A survey conducted by African Press Organization(APO) commissioned by Schneider Electric on electrical counterfeiting in Africa has been released. Its purpose was to identify the most counterfeited products and brands in Africa as well as point out recommendations.
Moreover, it aimed to assess the consequences of electrical counterfeiting on Africa. The survey took place between December 2013 and March 2014 and used eleven African countries; Democratic Republic of the Congo (DRC), Ghana, Guinea, Ivory Coast, Kenya, Cameroon, Republic of the Congo, Nigeria, Tanzania and Uganda. The 37 investigators hired by APO contacted several officials and professionals. This is the first survey of its kind to be conducted on such a scale in Africa.
Because electrical standards, brand names and the historical patterns of trade are not similar across all regions in Africa, countries were divided in accordance to linguistic zones to obtain better results. Thus, the survey divided countries into Anglophone and Francophone countries. Once results were obtained however, a comparison of the two linguistic zones was made, and the researchers could then draw general conclusions.
According to the survey, the most counterfeit electrical products in Africa are cables, switches and breakers. Electricians, resellers and officials all confirmed that cables are the most counterfeited electrical item in Africa. Other products that are likely to be counterfeited according to the report are, energy saving bulbs, small motors, pocket radios, remote controllers, DVDs, TVs, high voltage surge protector and LED lighting. In fact, most respondents of the survey noted that all electrical goods in Africa have counterfeit version, especially the smaller devices. In addition, the most counterfeited brands in Africa were; Legrand, Hager, General Electric, Schneider Electric, ABB followed by Crabtree, Siemens, ETNMEM, APC, MK, Tendy, Moeller, Electrium, ETN-Cutler Hammer, Btcino, Lawson, and Bill.
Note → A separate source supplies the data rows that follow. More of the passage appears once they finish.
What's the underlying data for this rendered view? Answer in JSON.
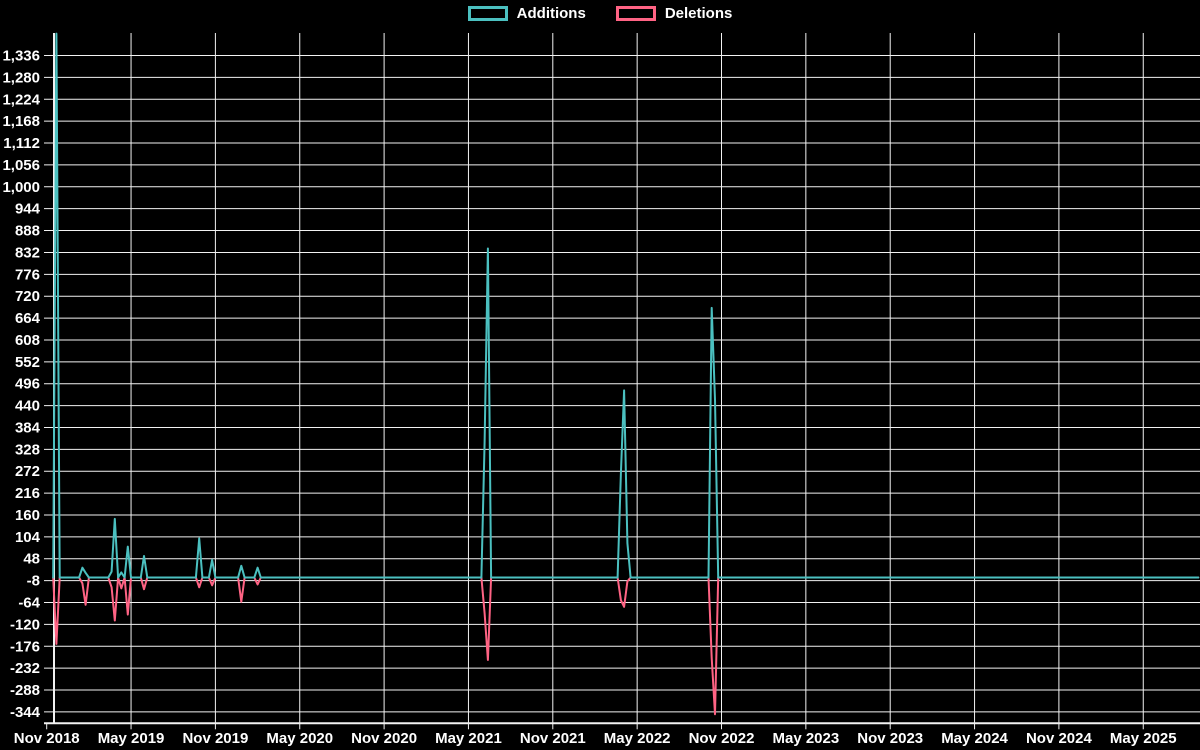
{
  "page": {
    "background": "#000000",
    "grid_color": "#f2f2f2",
    "text_color": "#ffffff"
  },
  "legend": {
    "items": [
      {
        "label": "Additions",
        "color": "#4bc0c0"
      },
      {
        "label": "Deletions",
        "color": "#ff6384"
      }
    ]
  },
  "chart_data": {
    "type": "line",
    "title": "",
    "xlabel": "",
    "ylabel": "",
    "legend_position": "top",
    "grid": true,
    "background": "#000000",
    "x_tick_labels": [
      "Nov 2018",
      "May 2019",
      "Nov 2019",
      "May 2020",
      "Nov 2020",
      "May 2021",
      "Nov 2021",
      "May 2022",
      "Nov 2022",
      "May 2023",
      "Nov 2023",
      "May 2024",
      "Nov 2024",
      "May 2025"
    ],
    "y_ticks": [
      1336,
      1280,
      1224,
      1168,
      1112,
      1056,
      1000,
      944,
      888,
      832,
      776,
      720,
      664,
      608,
      552,
      496,
      440,
      384,
      328,
      272,
      216,
      160,
      104,
      48,
      -8,
      -64,
      -120,
      -176,
      -232,
      -288,
      -344
    ],
    "ylim": [
      -373,
      1393
    ],
    "x_unit": "week",
    "weeks_start_label": "Nov 2018",
    "weeks_total": 356,
    "baseline_value": 0,
    "series": [
      {
        "name": "Additions",
        "color": "#4bc0c0",
        "sign": "positive"
      },
      {
        "name": "Deletions",
        "color": "#ff6384",
        "sign": "negative"
      }
    ],
    "weekly_events": [
      {
        "week": 3,
        "additions": 1392,
        "deletions": -170
      },
      {
        "week": 11,
        "additions": 25,
        "deletions": -15
      },
      {
        "week": 12,
        "additions": 12,
        "deletions": -70
      },
      {
        "week": 20,
        "additions": 15,
        "deletions": -25
      },
      {
        "week": 21,
        "additions": 150,
        "deletions": -110
      },
      {
        "week": 23,
        "additions": 13,
        "deletions": -28
      },
      {
        "week": 25,
        "additions": 79,
        "deletions": -95
      },
      {
        "week": 30,
        "additions": 55,
        "deletions": -30
      },
      {
        "week": 47,
        "additions": 100,
        "deletions": -25
      },
      {
        "week": 51,
        "additions": 45,
        "deletions": -20
      },
      {
        "week": 60,
        "additions": 30,
        "deletions": -62
      },
      {
        "week": 65,
        "additions": 25,
        "deletions": -18
      },
      {
        "week": 135,
        "additions": 346,
        "deletions": -91
      },
      {
        "week": 136,
        "additions": 842,
        "deletions": -211
      },
      {
        "week": 177,
        "additions": 267,
        "deletions": -58
      },
      {
        "week": 178,
        "additions": 479,
        "deletions": -75
      },
      {
        "week": 179,
        "additions": 88,
        "deletions": -10
      },
      {
        "week": 205,
        "additions": 690,
        "deletions": -206
      },
      {
        "week": 206,
        "additions": 455,
        "deletions": -350
      }
    ]
  }
}
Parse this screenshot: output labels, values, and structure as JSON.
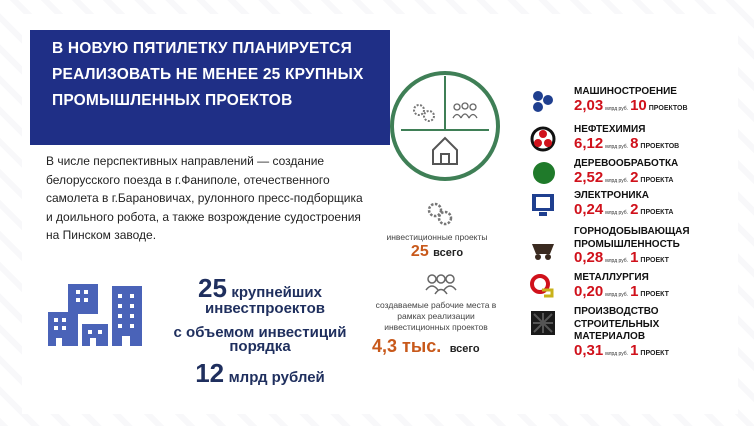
{
  "title": "В НОВУЮ ПЯТИЛЕТКУ ПЛАНИРУЕТСЯ РЕАЛИЗОВАТЬ НЕ МЕНЕЕ 25 КРУПНЫХ ПРОМЫШЛЕННЫХ ПРОЕКТОВ",
  "paragraph": "В числе перспективных направлений — создание белорусского поезда в г.Фаниполе, отечественного самолета в г.Барановичах, рулонного пресс-подборщика и доильного робота, а также возрождение судостроения на Пинском заводе.",
  "summary": {
    "count": "25",
    "count_label": "крупнейших",
    "count_label2": "инвестпроектов",
    "volume_label": "с объемом инвестиций",
    "volume_label2": "порядка",
    "amount": "12",
    "amount_unit": "млрд рублей"
  },
  "middle": {
    "projects_label": "инвестиционные проекты",
    "projects_value": "25",
    "projects_suffix": "всего",
    "jobs_label": "создаваемые рабочие места в рамках реализации инвестиционных проектов",
    "jobs_value": "4,3 тыс.",
    "jobs_suffix": "всего"
  },
  "colors": {
    "title_bg": "#1f2f86",
    "accent_red": "#d0111b",
    "accent_orange": "#c8591b",
    "circle_green": "#3f7f56",
    "building_blue": "#4a63b8"
  },
  "unit": "млрд руб.",
  "industries": [
    {
      "name": "МАШИНОСТРОЕНИЕ",
      "value": "2,03",
      "count": "10",
      "count_label": "ПРОЕКТОВ",
      "icon": "gears-icon"
    },
    {
      "name": "НЕФТЕХИМИЯ",
      "value": "6,12",
      "count": "8",
      "count_label": "ПРОЕКТОВ",
      "icon": "biohazard-icon"
    },
    {
      "name": "ДЕРЕВООБРАБОТКА",
      "value": "2,52",
      "count": "2",
      "count_label": "ПРОЕКТА",
      "icon": "tree-icon"
    },
    {
      "name": "ЭЛЕКТРОНИКА",
      "value": "0,24",
      "count": "2",
      "count_label": "ПРОЕКТА",
      "icon": "monitor-icon"
    },
    {
      "name": "ГОРНОДОБЫВАЮЩАЯ",
      "name2": "ПРОМЫШЛЕННОСТЬ",
      "value": "0,28",
      "count": "1",
      "count_label": "ПРОЕКТ",
      "icon": "mine-cart-icon"
    },
    {
      "name": "МЕТАЛЛУРГИЯ",
      "value": "0,20",
      "count": "1",
      "count_label": "ПРОЕКТ",
      "icon": "ladle-icon"
    },
    {
      "name": "ПРОИЗВОДСТВО",
      "name2": "СТРОИТЕЛЬНЫХ",
      "name3": "МАТЕРИАЛОВ",
      "value": "0,31",
      "count": "1",
      "count_label": "ПРОЕКТ",
      "icon": "material-icon"
    }
  ]
}
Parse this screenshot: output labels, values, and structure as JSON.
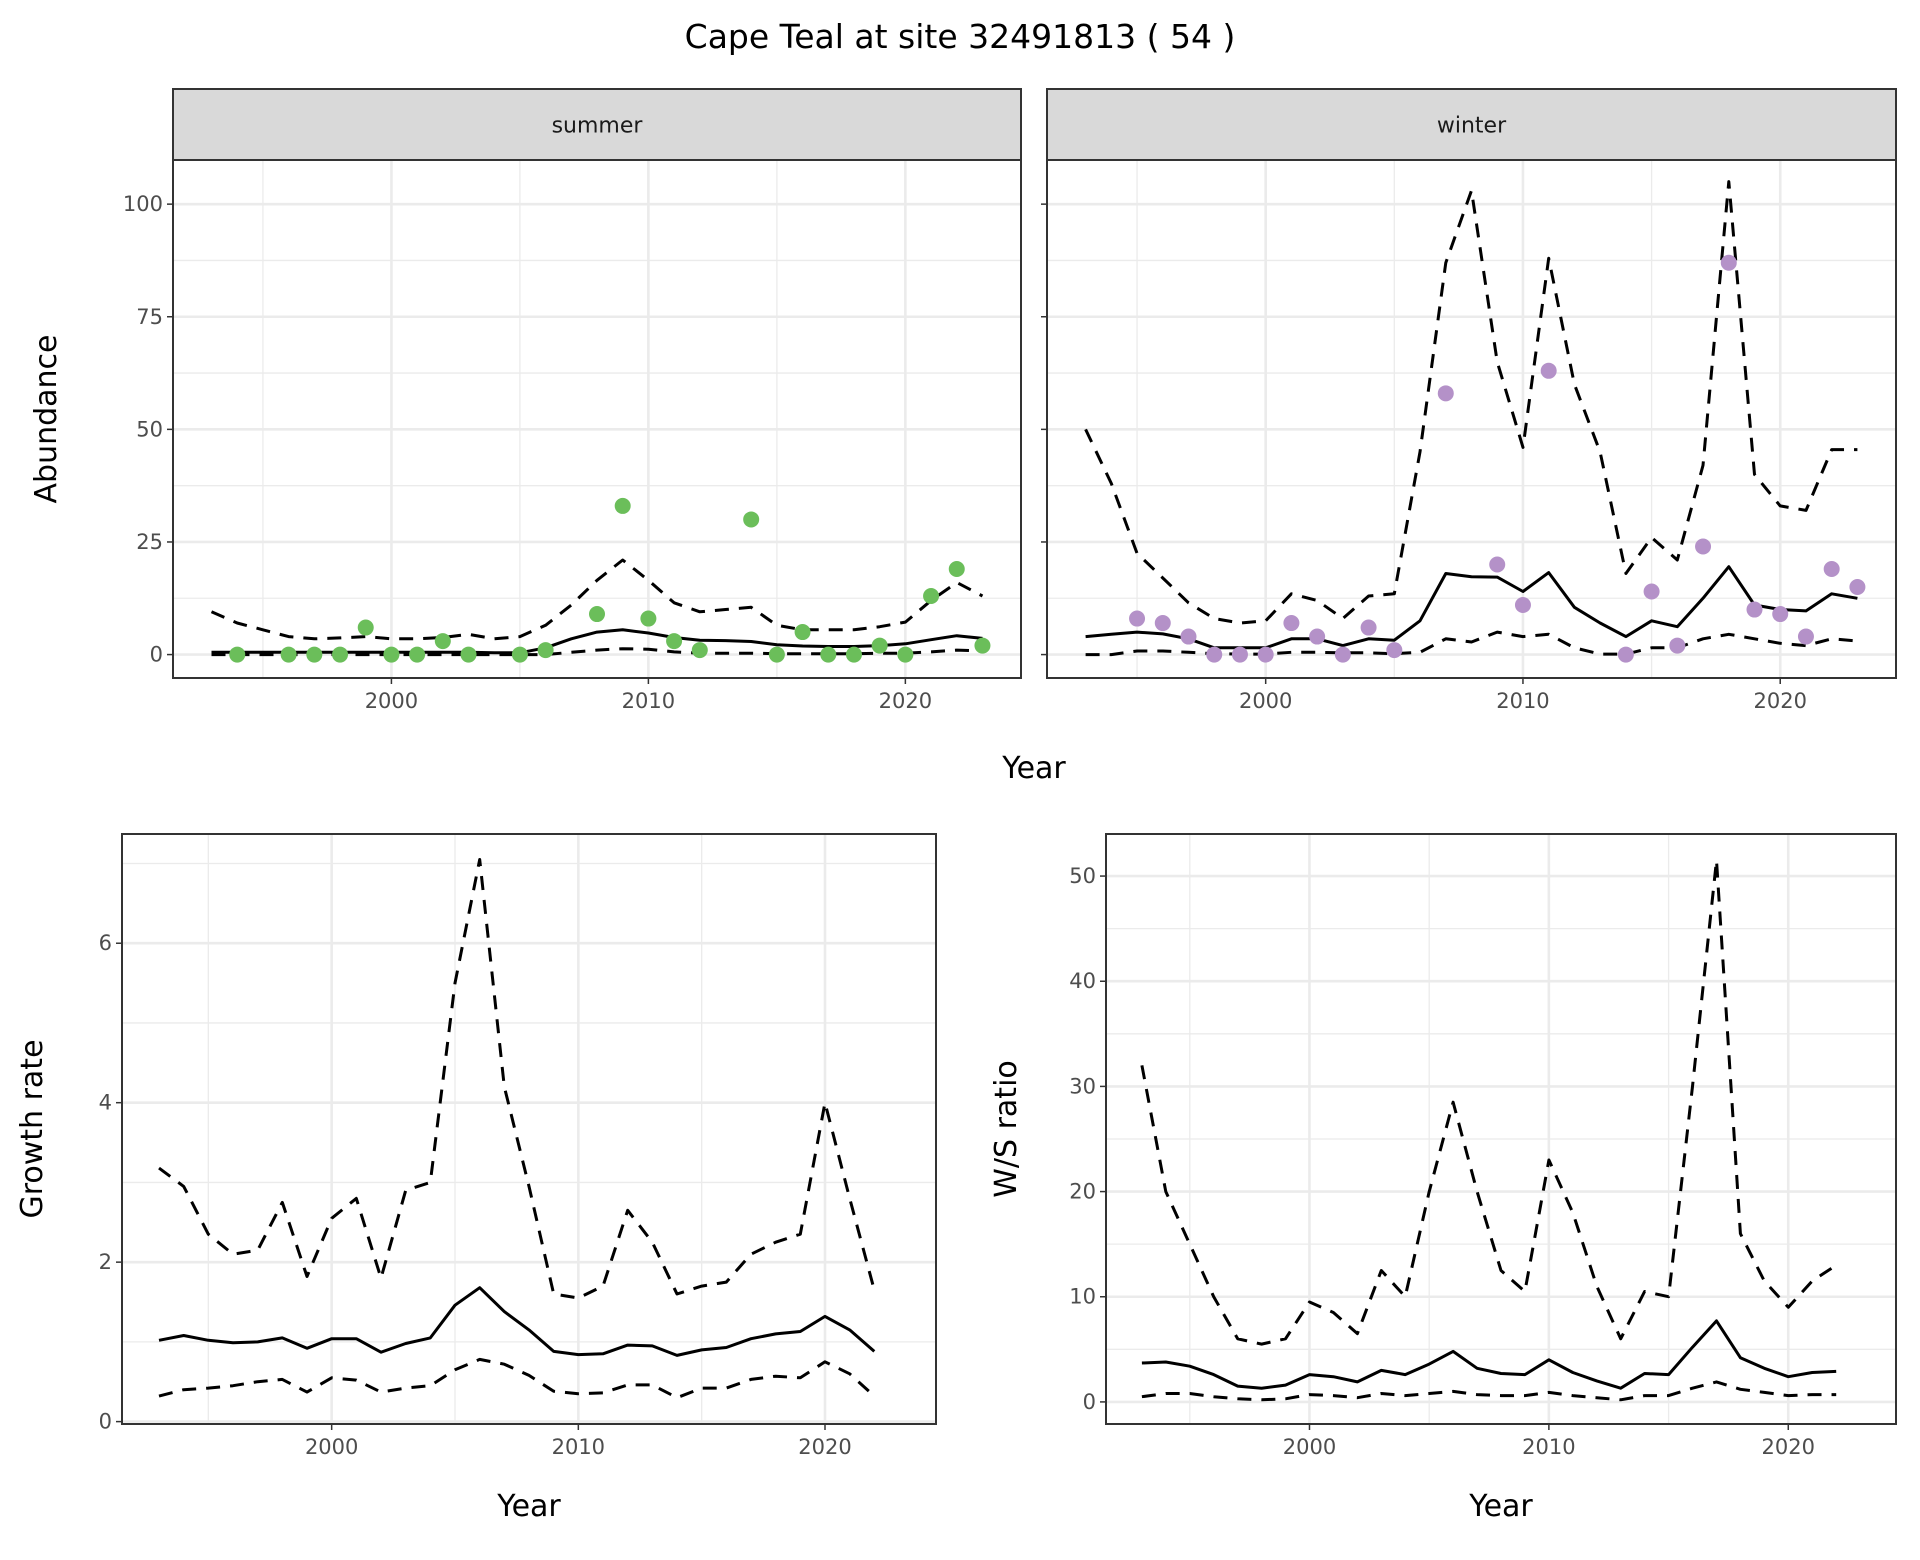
{
  "title": "Cape Teal at site 32491813 ( 54 )",
  "chart_data": [
    {
      "type": "line",
      "facet": "summer",
      "xlabel": "Year",
      "ylabel": "Abundance",
      "xlim": [
        1991.5,
        2024.5
      ],
      "ylim": [
        -5.2,
        109.8
      ],
      "x_ticks": [
        2000,
        2010,
        2020
      ],
      "y_ticks": [
        0,
        25,
        50,
        75,
        100
      ],
      "grid": true,
      "point_color": "#6BBE5A",
      "x": [
        1993,
        1994,
        1995,
        1996,
        1997,
        1998,
        1999,
        2000,
        2001,
        2002,
        2003,
        2004,
        2005,
        2006,
        2007,
        2008,
        2009,
        2010,
        2011,
        2012,
        2013,
        2014,
        2015,
        2016,
        2017,
        2018,
        2019,
        2020,
        2021,
        2022,
        2023
      ],
      "series": [
        {
          "style": "solid",
          "values": [
            0.5,
            0.5,
            0.5,
            0.5,
            0.5,
            0.5,
            0.5,
            0.5,
            0.5,
            0.5,
            0.5,
            0.4,
            0.4,
            1.5,
            3.5,
            5,
            5.5,
            4.8,
            3.8,
            3.2,
            3.1,
            2.9,
            2.2,
            1.9,
            1.8,
            1.8,
            2,
            2.4,
            3.3,
            4.2,
            3.6
          ]
        },
        {
          "style": "dashed",
          "values": [
            9.5,
            7,
            5.5,
            4,
            3.5,
            3.7,
            4,
            3.5,
            3.5,
            3.8,
            4.5,
            3.5,
            4,
            6.5,
            11,
            16.5,
            21,
            16.5,
            11.5,
            9.5,
            10,
            10.5,
            6.5,
            5.5,
            5.5,
            5.5,
            6.2,
            7.2,
            12,
            16,
            13
          ]
        },
        {
          "style": "dashed",
          "values": [
            0,
            0,
            0,
            0,
            0,
            0,
            0,
            0,
            0,
            0,
            0,
            0,
            0,
            0,
            0.5,
            1,
            1.3,
            1.2,
            0.6,
            0.3,
            0.3,
            0.3,
            0.2,
            0.2,
            0.2,
            0.2,
            0.3,
            0.3,
            0.6,
            1,
            0.8
          ]
        }
      ],
      "points": {
        "x": [
          1994,
          1996,
          1997,
          1998,
          1999,
          2000,
          2001,
          2002,
          2003,
          2005,
          2006,
          2008,
          2009,
          2010,
          2011,
          2012,
          2014,
          2015,
          2016,
          2017,
          2018,
          2019,
          2020,
          2021,
          2022,
          2023
        ],
        "y": [
          0,
          0,
          0,
          0,
          6,
          0,
          0,
          3,
          0,
          0,
          1,
          9,
          33,
          8,
          3,
          1,
          30,
          0,
          5,
          0,
          0,
          2,
          0,
          13,
          19,
          2
        ]
      }
    },
    {
      "type": "line",
      "facet": "winter",
      "xlabel": "Year",
      "ylabel": "Abundance",
      "xlim": [
        1991.5,
        2024.5
      ],
      "ylim": [
        -5.2,
        109.8
      ],
      "x_ticks": [
        2000,
        2010,
        2020
      ],
      "y_ticks": [
        0,
        25,
        50,
        75,
        100
      ],
      "grid": true,
      "point_color": "#B491C8",
      "x": [
        1993,
        1994,
        1995,
        1996,
        1997,
        1998,
        1999,
        2000,
        2001,
        2002,
        2003,
        2004,
        2005,
        2006,
        2007,
        2008,
        2009,
        2010,
        2011,
        2012,
        2013,
        2014,
        2015,
        2016,
        2017,
        2018,
        2019,
        2020,
        2021,
        2022,
        2023
      ],
      "series": [
        {
          "style": "solid",
          "values": [
            4,
            4.5,
            5,
            4.6,
            3.5,
            1.5,
            1.5,
            1.5,
            3.5,
            3.5,
            2,
            3.5,
            3.2,
            7.5,
            18,
            17.3,
            17.2,
            14,
            18.2,
            10.5,
            7,
            4,
            7.5,
            6.2,
            12.5,
            19.5,
            11,
            10,
            9.7,
            13.5,
            12.5
          ]
        },
        {
          "style": "dashed",
          "values": [
            50,
            38,
            22.5,
            17,
            11.5,
            8,
            7,
            7.5,
            13.5,
            12,
            8,
            13,
            13.5,
            45,
            87,
            103,
            65,
            46,
            88,
            60,
            45,
            18,
            26,
            21,
            42,
            105,
            40,
            33,
            32,
            45.5,
            45.5
          ]
        },
        {
          "style": "dashed",
          "values": [
            0,
            0,
            0.8,
            0.8,
            0.5,
            0.2,
            0.1,
            0.1,
            0.5,
            0.5,
            0.4,
            0.4,
            0.2,
            0.5,
            3.5,
            2.8,
            5,
            4,
            4.5,
            1.5,
            0.1,
            0.1,
            1.5,
            1.5,
            3.5,
            4.5,
            3.5,
            2.5,
            2,
            3.5,
            3
          ]
        }
      ],
      "points": {
        "x": [
          1995,
          1996,
          1997,
          1998,
          1999,
          2000,
          2001,
          2002,
          2003,
          2004,
          2005,
          2007,
          2009,
          2010,
          2011,
          2014,
          2015,
          2016,
          2017,
          2018,
          2019,
          2020,
          2021,
          2022,
          2023
        ],
        "y": [
          8,
          7,
          4,
          0,
          0,
          0,
          7,
          4,
          0,
          6,
          1,
          58,
          20,
          11,
          63,
          0,
          14,
          2,
          24,
          87,
          10,
          9,
          4,
          19,
          15
        ]
      }
    },
    {
      "type": "line",
      "xlabel": "Year",
      "ylabel": "Growth rate",
      "xlim": [
        1991.5,
        2024.5
      ],
      "ylim": [
        -0.03,
        7.37
      ],
      "x_ticks": [
        2000,
        2010,
        2020
      ],
      "y_ticks": [
        0,
        2,
        4,
        6
      ],
      "grid": true,
      "x": [
        1993,
        1994,
        1995,
        1996,
        1997,
        1998,
        1999,
        2000,
        2001,
        2002,
        2003,
        2004,
        2005,
        2006,
        2007,
        2008,
        2009,
        2010,
        2011,
        2012,
        2013,
        2014,
        2015,
        2016,
        2017,
        2018,
        2019,
        2020,
        2021,
        2022
      ],
      "series": [
        {
          "style": "solid",
          "values": [
            1.02,
            1.08,
            1.02,
            0.99,
            1.0,
            1.05,
            0.92,
            1.04,
            1.04,
            0.87,
            0.98,
            1.05,
            1.46,
            1.68,
            1.38,
            1.15,
            0.88,
            0.84,
            0.85,
            0.96,
            0.95,
            0.83,
            0.9,
            0.93,
            1.04,
            1.1,
            1.13,
            1.32,
            1.15,
            0.88
          ]
        },
        {
          "style": "dashed",
          "values": [
            3.18,
            2.95,
            2.35,
            2.1,
            2.15,
            2.75,
            1.82,
            2.55,
            2.8,
            1.8,
            2.9,
            3.0,
            5.5,
            7.05,
            4.2,
            2.95,
            1.6,
            1.55,
            1.7,
            2.65,
            2.25,
            1.6,
            1.7,
            1.75,
            2.1,
            2.25,
            2.35,
            4.0,
            2.8,
            1.65
          ]
        },
        {
          "style": "dashed",
          "values": [
            0.32,
            0.4,
            0.42,
            0.45,
            0.5,
            0.53,
            0.37,
            0.55,
            0.52,
            0.37,
            0.42,
            0.45,
            0.65,
            0.78,
            0.72,
            0.58,
            0.38,
            0.35,
            0.36,
            0.46,
            0.46,
            0.3,
            0.42,
            0.42,
            0.53,
            0.57,
            0.55,
            0.75,
            0.6,
            0.32
          ]
        }
      ]
    },
    {
      "type": "line",
      "xlabel": "Year",
      "ylabel": "W/S ratio",
      "xlim": [
        1991.5,
        2024.5
      ],
      "ylim": [
        -2.1,
        54
      ],
      "x_ticks": [
        2000,
        2010,
        2020
      ],
      "y_ticks": [
        0,
        10,
        20,
        30,
        40,
        50
      ],
      "grid": true,
      "x": [
        1993,
        1994,
        1995,
        1996,
        1997,
        1998,
        1999,
        2000,
        2001,
        2002,
        2003,
        2004,
        2005,
        2006,
        2007,
        2008,
        2009,
        2010,
        2011,
        2012,
        2013,
        2014,
        2015,
        2016,
        2017,
        2018,
        2019,
        2020,
        2021,
        2022
      ],
      "series": [
        {
          "style": "solid",
          "values": [
            3.7,
            3.8,
            3.4,
            2.6,
            1.5,
            1.3,
            1.6,
            2.6,
            2.4,
            1.9,
            3.0,
            2.6,
            3.6,
            4.8,
            3.2,
            2.7,
            2.6,
            4.0,
            2.8,
            2.0,
            1.3,
            2.7,
            2.6,
            5.2,
            7.7,
            4.2,
            3.2,
            2.4,
            2.8,
            2.9
          ]
        },
        {
          "style": "dashed",
          "values": [
            32,
            20,
            15,
            10,
            6,
            5.5,
            6,
            9.5,
            8.5,
            6.5,
            12.5,
            10,
            20,
            28.5,
            20,
            12.5,
            10.5,
            23,
            18,
            11,
            6,
            10.5,
            10,
            30,
            51.5,
            16,
            11.5,
            9,
            11.5,
            13
          ]
        },
        {
          "style": "dashed",
          "values": [
            0.5,
            0.8,
            0.8,
            0.5,
            0.3,
            0.2,
            0.3,
            0.7,
            0.6,
            0.4,
            0.8,
            0.6,
            0.8,
            1.0,
            0.7,
            0.6,
            0.6,
            0.9,
            0.6,
            0.4,
            0.2,
            0.6,
            0.6,
            1.3,
            1.9,
            1.2,
            0.9,
            0.6,
            0.7,
            0.7
          ]
        }
      ]
    }
  ]
}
China was identified as the main source of electrical counterfeit goods in Africa; the rest of Asia came in second, followed by Africa, the Middle East and lastly European countries. Africa, the countries that were mentioned to be the main sources of electrical counterfeits were South Arica Angola, Kenya, Nigeria, Senegal, Angola and a couple others. The reason numerous African countries were mentioned as sources of electrical counterfeits is because the respondents used their own countries as places where counterfeit goods and sold to neighboring countries. The survey noted that with the exception of Nigeria, almost all the countries that import counterfeit electrical goods in Africa are targets of acquiring fake re-exported electrical goods from their neighboring countries. No less than 26 African countries were identified by the respondents to the survey as being target countries with Guinea, Niger, and Ghana being the main targets followed by Cameroon, Sudan and Uganda.
In Africa, a majority of the countries, manufacture assemble and export homemade counterfeit electrical goods, with Senegal, Congo Brazzaville, Guinea noted by the survey as the countries who produce the least counterfeit products. On the contrary, Tanzania, Kenya and Nigeria have very high number of these products. The most domestically manufactured products in Africa are wires and cables, and the distributors of these fake products are most commonly street vendors, retailers and individuals. Moreover, some of the infamous black markets known to sell these products were identified; Nyamakima in Kenya, Alaba Market in Nigeria, Sunyani Central Market in Ghana and several others.
The survey indicated that the greatest damage electrical counterfeit caused was to the African economy. Although the survey did not have enough data to generate exact figures, several respondents made estimations about the cost of fake electrical goods in their respective countries. For example, in Kenya, the estimate was, anywhere from 5 million to 30 billion, which is a very general estimate. Thus the data cannot be taken at face value and just serve as an indication of the level of damage these products can cause economies across Africa. Other consequences of counterfeit electrical goods include, loss of property, loss of competitiveness, electrocutions, accidents and death were all consequences mentioned.
Although, official bodies in charge of battling electrical counterfeiting are around in Africa, they do not do a good enough job in combating these products. Some of the well established electrical counterfeiting bodies mentioned were in Ghana, Nigeria and Kenya. In better fighting this detrimental trend, several respondents talked about creating stronger campaigns against counterfeiting, strengthening official bodies in conducting relevant seizures, monitoring, market surveys to better fight against the illegal business. Still, in the meantime, for the nonprofessional, a way to recognize these electrical counterfeits is price, labeling typos and misspelled brands.
Honorable Minister of Trade and Industry in Tanzania, who was interviewed for the survey declared that, “only an alliance between manufacturers, authorities and consumers can help curb electrical counterfeiting.”